Defense primes optimize for $500 million programs with five to ten year timelines. Lockheed's F-35 took two decades from concept to operational deployment. Their bureaucracy measures innovation in acquisition cycles. They move slowly because their systems require moving slowly.
The counter-UAS threat evolves weekly. Ukraine demonstrates new drone tactics monthly. By the time Lockheed has a competing product through their development and approval process, the threat changed twice and Ondas iterated three times.
Small company advantage operates through clock speed. Iterate faster. Deploy faster. Respond to operational feedback faster. Win customers before the primes finish their proposals. Then defend those customers through rapid improvement cycles the primes can't match.
The window stays open for 24 to 36 months. Maybe less.

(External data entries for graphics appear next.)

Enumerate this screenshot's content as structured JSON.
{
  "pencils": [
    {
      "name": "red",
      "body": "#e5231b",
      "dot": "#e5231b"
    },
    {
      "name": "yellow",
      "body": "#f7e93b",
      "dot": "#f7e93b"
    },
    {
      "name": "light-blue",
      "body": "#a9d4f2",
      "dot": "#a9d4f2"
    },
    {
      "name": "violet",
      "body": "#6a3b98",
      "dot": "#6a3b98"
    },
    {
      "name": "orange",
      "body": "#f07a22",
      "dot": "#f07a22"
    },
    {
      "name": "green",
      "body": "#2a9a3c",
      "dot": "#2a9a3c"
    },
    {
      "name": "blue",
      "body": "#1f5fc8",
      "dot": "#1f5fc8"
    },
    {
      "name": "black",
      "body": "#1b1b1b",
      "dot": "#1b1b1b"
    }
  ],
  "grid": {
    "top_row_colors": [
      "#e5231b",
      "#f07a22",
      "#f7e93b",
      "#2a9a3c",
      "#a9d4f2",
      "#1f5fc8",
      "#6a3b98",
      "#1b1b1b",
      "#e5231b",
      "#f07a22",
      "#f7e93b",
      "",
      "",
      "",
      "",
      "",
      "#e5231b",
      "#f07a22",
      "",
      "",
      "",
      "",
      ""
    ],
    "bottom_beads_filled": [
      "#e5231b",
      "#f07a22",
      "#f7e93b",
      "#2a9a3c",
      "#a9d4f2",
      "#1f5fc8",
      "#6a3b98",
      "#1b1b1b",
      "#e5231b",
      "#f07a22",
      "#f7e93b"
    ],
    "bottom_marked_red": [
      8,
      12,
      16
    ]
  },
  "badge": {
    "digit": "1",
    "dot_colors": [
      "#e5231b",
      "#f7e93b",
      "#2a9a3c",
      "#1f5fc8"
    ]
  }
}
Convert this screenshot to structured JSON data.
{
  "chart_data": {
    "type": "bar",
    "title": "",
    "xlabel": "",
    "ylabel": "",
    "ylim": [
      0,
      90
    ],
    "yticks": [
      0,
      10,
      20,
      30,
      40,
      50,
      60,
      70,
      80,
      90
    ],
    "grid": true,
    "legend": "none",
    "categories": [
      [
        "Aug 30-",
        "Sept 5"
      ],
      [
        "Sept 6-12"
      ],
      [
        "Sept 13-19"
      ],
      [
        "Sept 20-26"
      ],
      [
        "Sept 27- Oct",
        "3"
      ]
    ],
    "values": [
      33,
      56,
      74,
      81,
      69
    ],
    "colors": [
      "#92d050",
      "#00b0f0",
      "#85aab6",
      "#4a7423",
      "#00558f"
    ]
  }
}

Maybe slightly more. But right now the primes have programs and proposals. Ondas has systems operating under combat conditions.
What The Numbers Actually Say
Current market capitalization ranges $2.5 billion to $3.6 billion depending on recent trading volatility. At $25 million projected 2025 revenue, that's roughly 100x revenue. At analyst projected $40 million for 2026, that's 60-90x revenue. Those multiples price in significant growth expectations.
The valuation framework from source analysis provides context. Capturing 5% market share by 2030 in a $12 billion counter-UAS market generates $600 million revenue. At defense tech sector multiples of 8 to 15 times revenue, that implies $4.8 billion to $9 billion market capitalization. That's roughly 2x to 3x from current levels.
Push to 8% market share in a market that grows faster than current projections suggest, and revenue hits $960 million by 2030. At the same multiples, that's $7.7 billion to $14.4 billion market cap. Call it 3x to 5x from here.
But those scenarios assume traditional defense contractor business models. Product sales. Per-unit pricing. Linear revenue scaling with unit growth.
Robot-as-a-Service models change the math. Recurring revenue from deployed infrastructure creates different valuation multiples. SaaS companies trade at higher multiples than product companies because recurring revenue provides visibility and compounds differently.
If Dubai represents the pattern and other cities deploy similar coverage, the revenue model shifts. Initial system sales plus recurring service contracts. That changes both the revenue trajectory and the appropriate valuation multiple.
The $22.8 million backlog at Q2 2025 provides near-term visibility. But the backlog represents confirmed orders for systems being deployed now. What's in the pipeline beyond the backlog? What conversations is Lugassi having with defense ministers using his Iron Dome relationships? What DoD programs is American Robotics bidding on with their Wåsp capacity?
The market prices Ondas as a defense contractor winning deals at $25 million annual revenue with promising growth to $40 million.
But here's what actually exists: Combat validated autonomous systems. The executive who sold Iron Dome to nations. Production capacity for 240,000 units annually. Palantir enterprise integration underway. Robot-as-a-Service models. NDAA compliant manufacturing. $600 million in capital.
The market sees a defense contractor doing $25 million in revenue.
The infrastructure isn't stated. But the pieces are assembled.
This is not financial advice. Do your own research before making any investment decisions.